Are you getting good quality results (in terms of animation) using 1024x1024 compared to 256x256?

pidginred avatar Apr 12 '20 16:04 pidginred

@pidginred i've used it for rather artistic purposes (applying to face-alike imagery), so cannot confirm 100%. it definitely behaved very similar with 1024 and 256 resolutions, though. speaking animation quality, quite a lot was said here about the necessity of having similarity in poses (or face expressions) between the source image and the starting video frame. i think you may want to check that first.

eps696 avatar Apr 12 '20 16:04 eps696

@AliaksandrSiarohin @5agado I have run some tests using the method detailed in point 2.
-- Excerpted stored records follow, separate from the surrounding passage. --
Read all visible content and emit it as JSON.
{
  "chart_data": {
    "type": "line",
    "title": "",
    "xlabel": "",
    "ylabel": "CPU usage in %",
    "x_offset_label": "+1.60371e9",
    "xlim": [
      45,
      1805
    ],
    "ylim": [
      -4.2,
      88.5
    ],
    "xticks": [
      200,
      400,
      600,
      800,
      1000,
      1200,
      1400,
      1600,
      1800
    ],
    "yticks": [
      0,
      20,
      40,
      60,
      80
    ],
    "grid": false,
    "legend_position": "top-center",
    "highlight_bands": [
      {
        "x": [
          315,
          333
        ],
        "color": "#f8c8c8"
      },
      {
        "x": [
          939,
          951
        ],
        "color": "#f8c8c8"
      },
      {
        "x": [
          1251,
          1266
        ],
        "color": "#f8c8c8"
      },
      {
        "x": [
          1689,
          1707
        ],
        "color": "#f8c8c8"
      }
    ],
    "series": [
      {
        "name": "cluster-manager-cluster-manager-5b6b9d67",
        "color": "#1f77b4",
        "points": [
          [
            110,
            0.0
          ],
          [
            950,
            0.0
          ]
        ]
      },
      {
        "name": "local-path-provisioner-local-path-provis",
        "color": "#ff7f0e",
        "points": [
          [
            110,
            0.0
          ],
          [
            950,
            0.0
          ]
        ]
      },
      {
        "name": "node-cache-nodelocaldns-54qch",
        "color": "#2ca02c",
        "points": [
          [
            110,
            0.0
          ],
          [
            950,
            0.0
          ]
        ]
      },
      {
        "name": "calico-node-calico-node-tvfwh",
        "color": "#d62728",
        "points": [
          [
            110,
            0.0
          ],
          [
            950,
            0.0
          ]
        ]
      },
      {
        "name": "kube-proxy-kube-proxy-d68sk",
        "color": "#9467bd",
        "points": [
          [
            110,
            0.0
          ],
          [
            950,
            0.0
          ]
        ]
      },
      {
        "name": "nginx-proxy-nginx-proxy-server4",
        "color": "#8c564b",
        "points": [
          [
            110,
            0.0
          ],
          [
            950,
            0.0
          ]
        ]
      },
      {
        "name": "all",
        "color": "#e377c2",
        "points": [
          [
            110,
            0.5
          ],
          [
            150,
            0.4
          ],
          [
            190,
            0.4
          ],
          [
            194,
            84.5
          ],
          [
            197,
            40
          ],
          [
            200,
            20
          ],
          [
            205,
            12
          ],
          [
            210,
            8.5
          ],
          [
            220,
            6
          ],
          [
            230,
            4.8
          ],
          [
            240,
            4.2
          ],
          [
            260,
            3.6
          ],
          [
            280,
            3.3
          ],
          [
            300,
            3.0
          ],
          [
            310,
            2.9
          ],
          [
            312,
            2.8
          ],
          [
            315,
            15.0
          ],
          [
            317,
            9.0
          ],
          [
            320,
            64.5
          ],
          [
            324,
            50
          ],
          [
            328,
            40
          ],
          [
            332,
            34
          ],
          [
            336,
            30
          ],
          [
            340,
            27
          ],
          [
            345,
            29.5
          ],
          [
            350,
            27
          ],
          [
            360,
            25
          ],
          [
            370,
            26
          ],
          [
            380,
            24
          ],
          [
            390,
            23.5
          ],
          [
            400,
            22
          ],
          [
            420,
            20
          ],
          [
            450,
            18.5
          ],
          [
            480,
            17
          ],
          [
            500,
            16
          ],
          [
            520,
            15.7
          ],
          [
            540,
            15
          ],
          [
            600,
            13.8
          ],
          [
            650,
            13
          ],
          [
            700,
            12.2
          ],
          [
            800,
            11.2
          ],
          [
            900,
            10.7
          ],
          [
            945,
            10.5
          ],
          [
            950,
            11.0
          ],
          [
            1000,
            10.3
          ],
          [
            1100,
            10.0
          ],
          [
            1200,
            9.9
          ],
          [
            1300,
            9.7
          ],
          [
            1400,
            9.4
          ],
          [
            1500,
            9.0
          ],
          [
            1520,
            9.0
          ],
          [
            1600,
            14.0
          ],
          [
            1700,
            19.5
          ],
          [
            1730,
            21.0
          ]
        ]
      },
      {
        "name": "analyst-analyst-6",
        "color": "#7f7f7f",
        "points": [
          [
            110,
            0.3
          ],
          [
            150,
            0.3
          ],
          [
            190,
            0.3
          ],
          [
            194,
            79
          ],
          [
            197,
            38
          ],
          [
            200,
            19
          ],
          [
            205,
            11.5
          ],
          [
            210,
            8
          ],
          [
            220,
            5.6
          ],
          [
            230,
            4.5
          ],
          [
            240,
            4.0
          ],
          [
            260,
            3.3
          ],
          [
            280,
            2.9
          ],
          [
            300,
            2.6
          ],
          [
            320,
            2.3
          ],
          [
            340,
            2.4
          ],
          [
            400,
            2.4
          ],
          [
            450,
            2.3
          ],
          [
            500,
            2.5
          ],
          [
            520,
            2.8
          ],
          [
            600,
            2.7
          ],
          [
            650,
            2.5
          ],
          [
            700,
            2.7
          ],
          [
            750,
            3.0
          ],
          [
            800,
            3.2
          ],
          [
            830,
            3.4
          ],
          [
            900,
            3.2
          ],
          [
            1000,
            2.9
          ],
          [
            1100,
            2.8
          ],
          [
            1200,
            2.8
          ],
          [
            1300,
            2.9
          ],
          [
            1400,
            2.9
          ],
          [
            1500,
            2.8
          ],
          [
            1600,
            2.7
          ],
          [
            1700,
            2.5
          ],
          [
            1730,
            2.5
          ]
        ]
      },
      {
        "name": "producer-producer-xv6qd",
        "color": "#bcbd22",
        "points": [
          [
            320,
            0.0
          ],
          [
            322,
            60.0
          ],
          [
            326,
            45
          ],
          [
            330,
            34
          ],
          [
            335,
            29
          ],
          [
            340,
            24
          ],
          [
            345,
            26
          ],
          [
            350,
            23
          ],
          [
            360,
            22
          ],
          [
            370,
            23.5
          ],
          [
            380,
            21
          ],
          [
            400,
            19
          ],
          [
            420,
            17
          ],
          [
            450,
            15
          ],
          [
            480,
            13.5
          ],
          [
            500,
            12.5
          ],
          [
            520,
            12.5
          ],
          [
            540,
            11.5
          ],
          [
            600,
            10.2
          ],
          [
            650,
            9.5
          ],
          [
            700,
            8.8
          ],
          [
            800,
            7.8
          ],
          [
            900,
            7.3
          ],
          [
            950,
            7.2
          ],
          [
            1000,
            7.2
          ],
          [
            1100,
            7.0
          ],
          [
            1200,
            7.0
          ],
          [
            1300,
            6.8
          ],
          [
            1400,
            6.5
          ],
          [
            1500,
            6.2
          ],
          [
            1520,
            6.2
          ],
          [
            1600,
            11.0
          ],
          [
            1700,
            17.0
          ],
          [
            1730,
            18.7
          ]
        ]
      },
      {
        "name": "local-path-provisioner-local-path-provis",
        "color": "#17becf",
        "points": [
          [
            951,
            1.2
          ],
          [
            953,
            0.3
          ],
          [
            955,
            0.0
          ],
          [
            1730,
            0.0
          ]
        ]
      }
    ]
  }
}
Generally the result looks like this:

ezgif-1-3f05db10770d

It would be good to get your thoughts on whether this an issue of using a checkpoint trained on 256 x 256 images, or if I am doing something wrong...

Many thanks for your excellent work.

I had the same problem

zpeiguo avatar Apr 16 '20 07:04 zpeiguo

@eps696 Can you share the revised file?After I followed the above steps, the facial movements were normal, but the mouth could not open.

zpeiguo avatar Apr 16 '20 07:04 zpeiguo

@zpeiguo that project is unreleased yet, sorry. and this topic is about high res images. check other issues for 'normality' of movements.

eps696 avatar Apr 16 '20 07:04 eps696

@eps696 Can you share the revised file? After I followed the above steps, the facial movements were normal, but the mouth could not open.

Same here. Mouth won't open. I believe that the best is to retrain everything with a 512 rez

shillerz avatar Apr 16 '20 14:04 shillerz

@eps696 Confirmed that worked. However, I lost almost complete eye & mouth tracking (compared to 256x256), and it results in lots of weird artifacts and very poor quality output.

Are you getting good quality results (in terms of animation) using 1024x1024 compared to 256x256?

I have also tested with the third method with 512, the animation quality is lower than the 256. I have to judgement as to why, I expect the quality to be the same with the same 64 keypoints.

boraturant avatar Jun 20 '20 20:06 boraturant

I got method 3 working on Windows 10 following the steps above and successfully output a 512 version. However, the results are of much lower quality animation wise. Hoping we can get a 512 or higher checkpoint trained soon.

BloodBlackNothingness avatar Jun 21 '20 00:06 BloodBlackNothingness

I got method 3 working on Windows 10 following the steps above and successfully output a 512 version. However, the results are of much lower quality animation wise. Hoping we can get a 512 or higher checkpoint trained soon.

I also followed method 3 and the animation is not acceptable :-( Mouth does not open at all and the face is distorted all the time. Maybe have to use AI to upscale 256 to 512 video :-)

bigboss97 avatar Jun 25 '20 05:06 bigboss97

I got method 3 working on Windows 10 following the steps above and successfully output a 512 version. However, the results are of much lower quality animation wise. Hoping we can get a 512 or higher checkpoint trained soon.

I also followed method 3 and the animation is not acceptable :-( Mouth does not open at all and the face is distorted all the time. Maybe have to use AI to upscale 256 to 512 video :-)

Yes in theory. It depends on the video output quality I suppose. I have tried with Topaz Labs software and it also enhances distortions.

BloodBlackNothingness avatar Jun 26 '20 00:06 BloodBlackNothingness

@AliaksandrSiarohin @5agado I have run some tests using the method detailed in point 2.

Generally the result looks like this:

ezgif-1-3f05db10770d

It would be good to get your thoughts on whether this an issue of using a checkpoint trained on 256 x 256 images, or if I am doing something wrong...

Many thanks for your excellent work.

Which super resolution network did you end up using? :)

lschaupp avatar Oct 17 '20 22:10 lschaupp